Cryptomining Malware Hits Mac Users

It’s high time organizations as well as individual users see malware mining as something really serious. As of now, there are many organizations and a vast majority of individual users, who don’t see it as a big menace.

There are reports of a new cryptomining malware that is said to have infected a number of Mac users. Mac systems, that have been targeted by this cryptojacking activity, have been used to harvest Monero, a cryptocurrency. Researchers who investigated this have come to the inference that it’s a process called “mshelper” operating inside the Mac that has been exploited in several affected machines.

Thomas Reed, director of Mac and Mobile at Malwarebytes (Reed also calls himself a “Self-trained Apple security expert”), has written a blog post about this cryptomining malware. His blog post says- “A new Mac cryptominer was discovered this week, after affected users saw their fans whirring out of control and a process named “mshelper” gobbling up CPU time like Cookie Monster. Fortunately, this malware is not very sophisticated and is easy to remove.”

It was a post on Apple’s discussion forums that brought this cryptomining malware to public knowledge. The Malwarebytes blog post says- “The malware became public knowledge in a post on Apple’s discussion forums, where the “mshelper” process was found to be the culprit. Digging deeper, it was discovered that there were a couple other suspicious processes installed as well. We went searching and found copies of these files.”

The blog, which states that the malware does mining for the Monero cryptocurrency, also gives a breakdown of the three components of the malware. The first component is the dropper, the program that downloads the miner. However, the dropper for this malware still remains unknown. The blog post says- “Often, Mac malware is installed by things like fake Adobe Flash Player installers, downloads from piracy sites, decoy documents users are tricked into opening, and other such things…In this case, the dropper is still unknown, but we do not believe it’s anything sophisticated. Everything else about this malware suggests simplicity.”

The second component is the launcher, which installs and launches the malware. The third component is the miner itself, which is based on XMRig, an open source Monero harvester.

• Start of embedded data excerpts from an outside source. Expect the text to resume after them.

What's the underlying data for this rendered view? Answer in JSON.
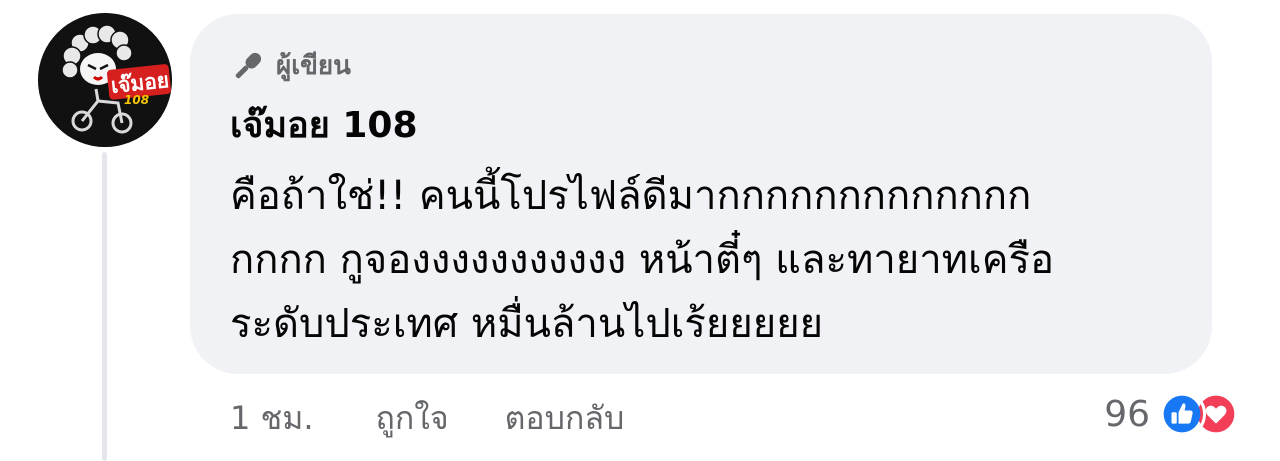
{
  "comment": {
    "avatar_icon": "avatar-icon",
    "avatar_text": "เจ๊มอย",
    "avatar_number": "108",
    "badge": {
      "icon": "microphone-icon",
      "label": "ผู้เขียน"
    },
    "author": "เจ๊มอย 108",
    "text_lines": [
      "คือถ้าใช่!! คนนี้โปรไฟล์ดีมากกกกกกกกกกกกก",
      "กกกก กูจองงงงงงงงงงง หน้าตี๋ๆ และทายาทเครือ",
      "ระดับประเทศ หมื่นล้านไปเร้ยยยยย"
    ],
    "time": "1 ชม.",
    "like_label": "ถูกใจ",
    "reply_label": "ตอบกลับ",
    "reaction_count": "96",
    "reactions": [
      "like-icon",
      "love-icon"
    ]
  },
  "colors": {
    "bubble": "#f0f2f5",
    "text": "#050505",
    "secondary": "#65676b",
    "like": "#1877f2",
    "love": "#f33e58"
  }
}
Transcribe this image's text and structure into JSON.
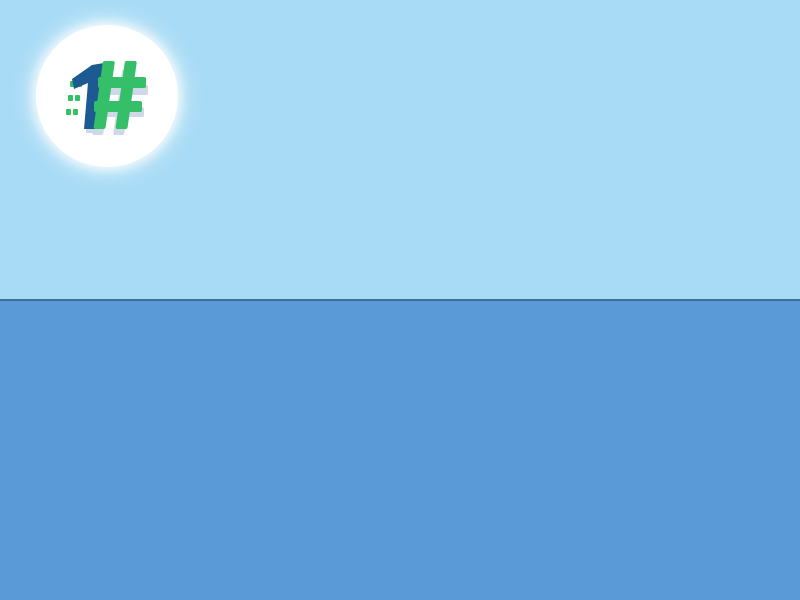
{
  "scene": {
    "colors": {
      "sky": "#a7dbf6",
      "horizon_line": "#3f6e96",
      "ground": "#5a9ad6"
    }
  },
  "logo": {
    "icon": "number-one-hashtag-logo-icon",
    "text": "1#",
    "colors": {
      "one": "#1c5a91",
      "hash": "#34bf68",
      "shadow": "#cfd8e6",
      "badge": "#ffffff"
    }
  }
}
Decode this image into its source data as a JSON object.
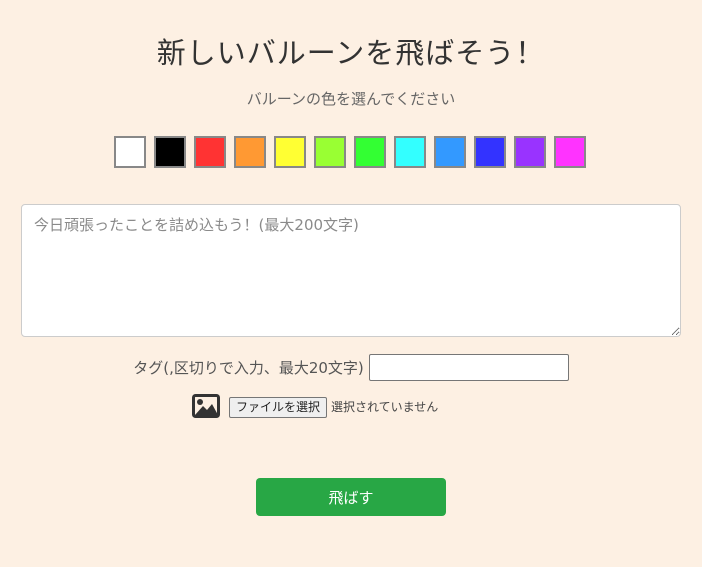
{
  "header": {
    "title": "新しいバルーンを飛ばそう！",
    "subtitle": "バルーンの色を選んでください"
  },
  "colors": [
    {
      "name": "white",
      "hex": "#ffffff"
    },
    {
      "name": "black",
      "hex": "#000000"
    },
    {
      "name": "red",
      "hex": "#ff3333"
    },
    {
      "name": "orange",
      "hex": "#ff9933"
    },
    {
      "name": "yellow",
      "hex": "#ffff33"
    },
    {
      "name": "lime",
      "hex": "#99ff33"
    },
    {
      "name": "green",
      "hex": "#33ff33"
    },
    {
      "name": "cyan",
      "hex": "#33ffff"
    },
    {
      "name": "sky-blue",
      "hex": "#3399ff"
    },
    {
      "name": "blue",
      "hex": "#3333ff"
    },
    {
      "name": "purple",
      "hex": "#9933ff"
    },
    {
      "name": "magenta",
      "hex": "#ff33ff"
    }
  ],
  "message": {
    "placeholder": "今日頑張ったことを詰め込もう！(最大200文字)",
    "value": ""
  },
  "tags": {
    "label": "タグ(,区切りで入力、最大20文字)",
    "value": ""
  },
  "file": {
    "icon": "image-icon",
    "button_label": "ファイルを選択",
    "status": "選択されていません"
  },
  "submit": {
    "label": "飛ばす",
    "color": "#28a745"
  }
}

Thomas Reed says- “This malware is not particularly dangerous, unless your Mac has a problem like damaged fans or dust-clogged vents that could cause overheating. Although the mshelper process is actually a legitimate piece of software being abused, it should still be removed along with the rest of the malware.”

Reed observes that Mac cryptomining malware has recently been showing a rising trend, like those in Windows. He concludes his post in a very interesting manner; he says- “Mac cryptomining malware has been on the rise recently, just as in the Windows world. This malware follows other cryptominers for macOS, such as Pwnet, CpuMeaner, and CreativeUpdate. I’d rather be infected with a cryptominer than some other kind of malware, but that doesn’t make it a good thing.”